Convolutional Kolmogorov-Arnold Networks
Alexander Dylan Bodner, Antonio Santiago Tepsich, Jack Natan Spolski, Santiago Pourteau
TL;DR
The paper tackles parameter efficiency in vision models by introducing Convolutional Kolmogorov-Arnold Networks, which replace fixed convolutional weights with learnable spline-based activations (B-splines) within convolutional kernels. The authors design KAN Convolutions, discuss grid extension to keep splines well-behaved, and analyze the parameter implications, demonstrating competitive Fashion-MNIST performance with substantially fewer parameters in several configurations. They provide a thorough experimental comparison across architectures and highlight both potential gains in expressivity and practical challenges, such as slower training times due to non-GPU-parallelizable spline computations.

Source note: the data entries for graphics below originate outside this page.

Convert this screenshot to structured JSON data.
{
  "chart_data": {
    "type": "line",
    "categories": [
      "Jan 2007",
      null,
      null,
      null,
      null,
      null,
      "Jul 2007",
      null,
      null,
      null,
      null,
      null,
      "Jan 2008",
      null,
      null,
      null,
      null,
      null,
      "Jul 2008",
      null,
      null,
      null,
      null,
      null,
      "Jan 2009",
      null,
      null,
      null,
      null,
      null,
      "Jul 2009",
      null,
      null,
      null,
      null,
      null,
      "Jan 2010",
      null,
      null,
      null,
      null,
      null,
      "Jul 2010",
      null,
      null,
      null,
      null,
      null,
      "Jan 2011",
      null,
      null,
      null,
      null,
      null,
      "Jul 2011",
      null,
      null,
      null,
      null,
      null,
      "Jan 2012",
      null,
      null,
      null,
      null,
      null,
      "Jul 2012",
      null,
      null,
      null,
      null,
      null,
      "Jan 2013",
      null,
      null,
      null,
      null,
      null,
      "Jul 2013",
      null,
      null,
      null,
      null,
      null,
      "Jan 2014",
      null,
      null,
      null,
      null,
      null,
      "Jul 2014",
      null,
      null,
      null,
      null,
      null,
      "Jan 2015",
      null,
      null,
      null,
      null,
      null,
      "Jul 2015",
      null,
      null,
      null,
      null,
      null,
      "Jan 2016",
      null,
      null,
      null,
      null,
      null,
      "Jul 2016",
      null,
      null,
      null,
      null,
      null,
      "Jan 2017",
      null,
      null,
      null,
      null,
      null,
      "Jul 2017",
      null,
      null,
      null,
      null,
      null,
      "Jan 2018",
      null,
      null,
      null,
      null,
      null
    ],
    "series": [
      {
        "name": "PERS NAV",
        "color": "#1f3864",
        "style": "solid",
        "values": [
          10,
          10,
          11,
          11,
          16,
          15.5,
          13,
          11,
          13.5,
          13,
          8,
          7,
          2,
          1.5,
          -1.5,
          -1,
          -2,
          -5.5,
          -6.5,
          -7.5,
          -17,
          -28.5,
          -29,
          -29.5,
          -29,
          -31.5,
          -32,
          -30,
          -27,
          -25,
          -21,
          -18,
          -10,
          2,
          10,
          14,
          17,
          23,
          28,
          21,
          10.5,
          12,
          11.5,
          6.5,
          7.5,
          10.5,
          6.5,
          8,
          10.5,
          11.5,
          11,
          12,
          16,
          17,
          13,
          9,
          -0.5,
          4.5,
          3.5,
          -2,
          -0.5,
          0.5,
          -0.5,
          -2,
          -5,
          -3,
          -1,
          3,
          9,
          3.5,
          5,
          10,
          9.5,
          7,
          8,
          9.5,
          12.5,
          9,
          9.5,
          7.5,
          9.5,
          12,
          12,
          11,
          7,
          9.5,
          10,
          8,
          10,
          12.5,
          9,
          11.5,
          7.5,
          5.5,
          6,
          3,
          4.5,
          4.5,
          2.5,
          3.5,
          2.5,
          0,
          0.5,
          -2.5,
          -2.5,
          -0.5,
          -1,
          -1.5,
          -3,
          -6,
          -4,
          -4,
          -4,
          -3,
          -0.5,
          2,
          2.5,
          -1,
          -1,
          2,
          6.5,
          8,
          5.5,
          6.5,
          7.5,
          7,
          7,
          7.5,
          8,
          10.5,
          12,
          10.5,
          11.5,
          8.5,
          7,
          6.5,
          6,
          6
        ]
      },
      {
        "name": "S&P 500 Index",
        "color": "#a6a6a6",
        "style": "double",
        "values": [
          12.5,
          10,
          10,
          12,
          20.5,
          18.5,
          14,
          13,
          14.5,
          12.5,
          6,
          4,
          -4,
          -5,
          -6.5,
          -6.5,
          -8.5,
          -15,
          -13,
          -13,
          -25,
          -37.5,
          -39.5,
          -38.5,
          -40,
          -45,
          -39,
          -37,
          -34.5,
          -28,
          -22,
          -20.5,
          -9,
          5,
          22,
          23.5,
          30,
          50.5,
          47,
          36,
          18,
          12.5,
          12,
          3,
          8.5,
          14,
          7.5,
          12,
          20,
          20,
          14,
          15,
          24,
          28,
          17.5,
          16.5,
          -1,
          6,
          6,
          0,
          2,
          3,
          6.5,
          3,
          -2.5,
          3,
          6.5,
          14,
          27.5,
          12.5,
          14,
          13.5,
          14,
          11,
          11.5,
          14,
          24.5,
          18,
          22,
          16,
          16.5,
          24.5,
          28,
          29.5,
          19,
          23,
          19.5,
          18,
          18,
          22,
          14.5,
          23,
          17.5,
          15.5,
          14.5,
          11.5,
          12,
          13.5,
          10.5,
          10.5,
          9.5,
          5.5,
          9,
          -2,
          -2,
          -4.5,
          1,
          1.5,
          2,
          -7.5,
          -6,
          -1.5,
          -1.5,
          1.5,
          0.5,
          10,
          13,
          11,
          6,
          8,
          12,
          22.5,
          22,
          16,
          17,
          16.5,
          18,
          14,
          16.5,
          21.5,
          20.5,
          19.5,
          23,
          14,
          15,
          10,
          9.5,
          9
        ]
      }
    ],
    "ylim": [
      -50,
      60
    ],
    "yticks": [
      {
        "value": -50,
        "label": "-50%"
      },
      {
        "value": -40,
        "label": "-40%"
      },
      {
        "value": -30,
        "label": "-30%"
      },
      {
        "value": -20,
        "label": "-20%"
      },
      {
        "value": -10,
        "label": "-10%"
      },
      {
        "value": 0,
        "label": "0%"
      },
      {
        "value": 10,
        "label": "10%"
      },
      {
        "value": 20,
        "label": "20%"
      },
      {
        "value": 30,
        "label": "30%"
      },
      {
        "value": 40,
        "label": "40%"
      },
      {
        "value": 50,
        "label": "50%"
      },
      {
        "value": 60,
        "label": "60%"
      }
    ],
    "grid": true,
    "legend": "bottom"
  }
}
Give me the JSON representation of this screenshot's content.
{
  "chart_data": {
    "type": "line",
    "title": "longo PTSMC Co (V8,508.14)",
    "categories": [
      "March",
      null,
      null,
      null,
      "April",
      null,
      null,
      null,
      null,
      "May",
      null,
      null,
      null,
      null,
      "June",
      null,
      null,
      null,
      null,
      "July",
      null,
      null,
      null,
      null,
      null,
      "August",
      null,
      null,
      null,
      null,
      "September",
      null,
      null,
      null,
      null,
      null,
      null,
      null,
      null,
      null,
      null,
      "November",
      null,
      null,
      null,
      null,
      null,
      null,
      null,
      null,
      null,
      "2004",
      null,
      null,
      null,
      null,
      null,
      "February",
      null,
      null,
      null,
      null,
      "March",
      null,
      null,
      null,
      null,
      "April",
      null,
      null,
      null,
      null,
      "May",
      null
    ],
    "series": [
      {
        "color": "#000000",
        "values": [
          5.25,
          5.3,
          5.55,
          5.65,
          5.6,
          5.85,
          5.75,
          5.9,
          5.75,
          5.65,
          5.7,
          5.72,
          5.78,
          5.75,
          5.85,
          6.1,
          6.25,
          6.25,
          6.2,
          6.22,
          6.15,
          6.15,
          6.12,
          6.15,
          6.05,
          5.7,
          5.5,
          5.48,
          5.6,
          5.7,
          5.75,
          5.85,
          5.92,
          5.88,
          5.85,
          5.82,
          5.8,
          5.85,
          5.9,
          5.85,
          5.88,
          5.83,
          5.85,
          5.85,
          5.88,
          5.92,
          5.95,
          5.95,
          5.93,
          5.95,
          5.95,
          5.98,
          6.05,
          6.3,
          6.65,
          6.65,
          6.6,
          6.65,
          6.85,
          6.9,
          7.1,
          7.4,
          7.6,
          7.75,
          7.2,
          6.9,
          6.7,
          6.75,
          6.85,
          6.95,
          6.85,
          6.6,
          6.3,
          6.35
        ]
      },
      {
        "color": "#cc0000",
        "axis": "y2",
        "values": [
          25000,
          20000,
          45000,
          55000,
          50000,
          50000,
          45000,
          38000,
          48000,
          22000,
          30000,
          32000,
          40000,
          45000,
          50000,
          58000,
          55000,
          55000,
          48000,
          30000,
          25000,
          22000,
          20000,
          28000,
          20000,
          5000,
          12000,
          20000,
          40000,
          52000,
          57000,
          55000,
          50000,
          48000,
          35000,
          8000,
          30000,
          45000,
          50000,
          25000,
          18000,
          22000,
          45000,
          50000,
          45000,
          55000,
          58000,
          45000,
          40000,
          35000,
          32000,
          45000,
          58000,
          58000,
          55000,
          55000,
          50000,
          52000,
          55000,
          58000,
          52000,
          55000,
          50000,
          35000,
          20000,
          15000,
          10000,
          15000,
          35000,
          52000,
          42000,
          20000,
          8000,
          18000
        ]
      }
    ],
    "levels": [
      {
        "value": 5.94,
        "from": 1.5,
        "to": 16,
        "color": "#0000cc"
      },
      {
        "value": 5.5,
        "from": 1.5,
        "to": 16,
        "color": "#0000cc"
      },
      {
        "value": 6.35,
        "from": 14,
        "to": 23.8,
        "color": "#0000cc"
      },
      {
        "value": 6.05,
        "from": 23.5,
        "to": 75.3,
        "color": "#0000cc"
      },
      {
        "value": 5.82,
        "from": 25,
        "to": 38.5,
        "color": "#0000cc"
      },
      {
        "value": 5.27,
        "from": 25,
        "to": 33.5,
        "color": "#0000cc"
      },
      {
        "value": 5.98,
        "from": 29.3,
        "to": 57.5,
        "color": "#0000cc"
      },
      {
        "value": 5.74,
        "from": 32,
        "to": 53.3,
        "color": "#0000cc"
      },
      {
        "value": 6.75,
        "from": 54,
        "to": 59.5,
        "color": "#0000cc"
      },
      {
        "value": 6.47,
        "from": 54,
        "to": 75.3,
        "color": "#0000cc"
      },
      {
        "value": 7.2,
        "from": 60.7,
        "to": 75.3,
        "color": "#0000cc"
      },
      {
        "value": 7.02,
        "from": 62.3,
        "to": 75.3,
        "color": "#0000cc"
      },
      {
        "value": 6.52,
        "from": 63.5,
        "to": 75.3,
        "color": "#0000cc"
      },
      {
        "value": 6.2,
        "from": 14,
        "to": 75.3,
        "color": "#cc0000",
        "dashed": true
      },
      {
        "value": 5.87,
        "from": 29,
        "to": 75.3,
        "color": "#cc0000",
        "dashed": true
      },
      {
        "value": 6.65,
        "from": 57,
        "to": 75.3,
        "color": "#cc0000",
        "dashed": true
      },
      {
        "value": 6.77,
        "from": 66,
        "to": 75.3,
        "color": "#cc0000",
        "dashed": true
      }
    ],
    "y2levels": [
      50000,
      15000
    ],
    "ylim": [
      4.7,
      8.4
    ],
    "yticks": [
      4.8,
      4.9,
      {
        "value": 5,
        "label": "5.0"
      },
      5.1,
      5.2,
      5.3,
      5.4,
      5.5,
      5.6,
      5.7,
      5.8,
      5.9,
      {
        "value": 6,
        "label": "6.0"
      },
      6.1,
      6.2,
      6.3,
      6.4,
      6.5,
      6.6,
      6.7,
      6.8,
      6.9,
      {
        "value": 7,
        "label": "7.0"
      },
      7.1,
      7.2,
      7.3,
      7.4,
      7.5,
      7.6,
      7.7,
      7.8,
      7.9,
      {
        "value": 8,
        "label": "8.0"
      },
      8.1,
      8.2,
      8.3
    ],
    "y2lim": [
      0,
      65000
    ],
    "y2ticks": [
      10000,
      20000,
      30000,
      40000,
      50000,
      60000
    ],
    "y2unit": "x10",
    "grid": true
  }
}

The work establishes Convolutional KANs as a promising, parameter-efficient alternative to standard CNNs and outlines clear directions for improving scalability and interpretability in future research.
Abstract
In this paper, we present Convolutional Kolmogorov-Arnold Networks, a novel architecture that integrates the learnable spline-based activation functions of Kolmogorov-Arnold Networks (KANs) into convolutional layers. By replacing traditional fixed-weight kernels with learnable non-linear functions, Convolutional KANs offer a significant improvement in parameter efficiency and expressive power over standard Convolutional Neural Networks (CNNs). We empirically evaluate Convolutional KANs on the Fashion-MNIST dataset, demonstrating competitive accuracy with up to 50% fewer parameters compared to baseline classic convolutions. This suggests that the KAN Convolution can effectively capture complex spatial relationships with fewer resources, offering a promising alternative for parameter-efficient deep learning models.